The Barry Award is given out every year at an annual convention of mystery readers in America called Bouchercon and is one of the most prestigious awards an American mystery or thriller can win. “Mongkok Station was the only nominee for a Barry that wasn’t published by a big American publisher. It’s the functional equivalent of a guy making a movie in his garage using his iPhone and seeing it nominated for an Oscar.

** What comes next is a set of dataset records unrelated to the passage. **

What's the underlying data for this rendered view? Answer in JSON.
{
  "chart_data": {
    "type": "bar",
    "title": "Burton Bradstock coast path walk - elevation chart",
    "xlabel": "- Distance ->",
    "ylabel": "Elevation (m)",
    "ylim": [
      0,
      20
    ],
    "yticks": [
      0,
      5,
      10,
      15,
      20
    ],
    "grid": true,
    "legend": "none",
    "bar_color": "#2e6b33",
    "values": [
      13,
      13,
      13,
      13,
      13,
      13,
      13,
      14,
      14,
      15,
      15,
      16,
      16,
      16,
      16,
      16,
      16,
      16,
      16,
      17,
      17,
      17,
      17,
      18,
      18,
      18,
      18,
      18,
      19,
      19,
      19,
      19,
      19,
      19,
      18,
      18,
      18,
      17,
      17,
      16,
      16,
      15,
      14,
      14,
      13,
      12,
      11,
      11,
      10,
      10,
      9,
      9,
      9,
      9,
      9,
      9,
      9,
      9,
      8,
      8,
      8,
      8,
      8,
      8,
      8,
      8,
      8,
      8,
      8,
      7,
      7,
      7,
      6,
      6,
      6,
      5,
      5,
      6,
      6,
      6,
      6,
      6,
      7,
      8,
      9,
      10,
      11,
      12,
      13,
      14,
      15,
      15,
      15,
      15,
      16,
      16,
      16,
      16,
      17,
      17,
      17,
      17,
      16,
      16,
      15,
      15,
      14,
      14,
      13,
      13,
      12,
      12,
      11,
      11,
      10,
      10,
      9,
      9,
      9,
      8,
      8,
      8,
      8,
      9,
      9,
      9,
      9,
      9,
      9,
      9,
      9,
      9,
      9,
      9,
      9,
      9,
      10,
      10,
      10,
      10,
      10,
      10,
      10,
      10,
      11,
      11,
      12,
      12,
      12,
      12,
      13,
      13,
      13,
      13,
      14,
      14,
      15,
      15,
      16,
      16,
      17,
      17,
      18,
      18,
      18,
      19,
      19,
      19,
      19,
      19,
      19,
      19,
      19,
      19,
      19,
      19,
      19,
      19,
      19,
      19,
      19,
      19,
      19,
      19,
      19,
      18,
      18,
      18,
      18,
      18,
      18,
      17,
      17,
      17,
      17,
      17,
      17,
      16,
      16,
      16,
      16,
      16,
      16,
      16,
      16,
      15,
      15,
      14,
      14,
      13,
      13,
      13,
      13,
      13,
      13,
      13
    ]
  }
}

“Anyway, now I feel like a real shit telling people I’m thinking about stepping away from what I’ve been doing these last twenty years when so many nice people really want me to continue doing what I’ve been doing. So, I guess the honest answer then is that right now, right here, today, I have no idea what comes next. Not a fucking clue.”
On writing
John Gregory Dunne once famously described writing novels as manual labor of the mind. “He compared it to laying pipe,” says Needham. “Today you dig a trench twenty feet long, lay down twenty feet of pipe, then tomorrow you do another twenty feet, and on and on. I think that metaphor nails the whole process perfectly. For me, writing a novel isn’t an emotional undertaking. Neither being sad nor excited comes into it. I dig my trenches wherever they may run, and I lay my pipe whatever might pass through it.
“It’s what I do.”
Mr. Needham's humor is something else. - The interview provided me with a lot of laughs.... Surprised he didn't mention he likes reading Swedish murder mysteries too, for he's the one who turned me on to Henning Mankell's detective Kurt Wallander series, and glad he did....Thanks to his CIA cap, it hits me, I could wear one too, but it would stand for Certified Internal Auditor!
The interview was only eclipsed by the photos: that CIA hat, the cigar, and the friendly fruit vendor.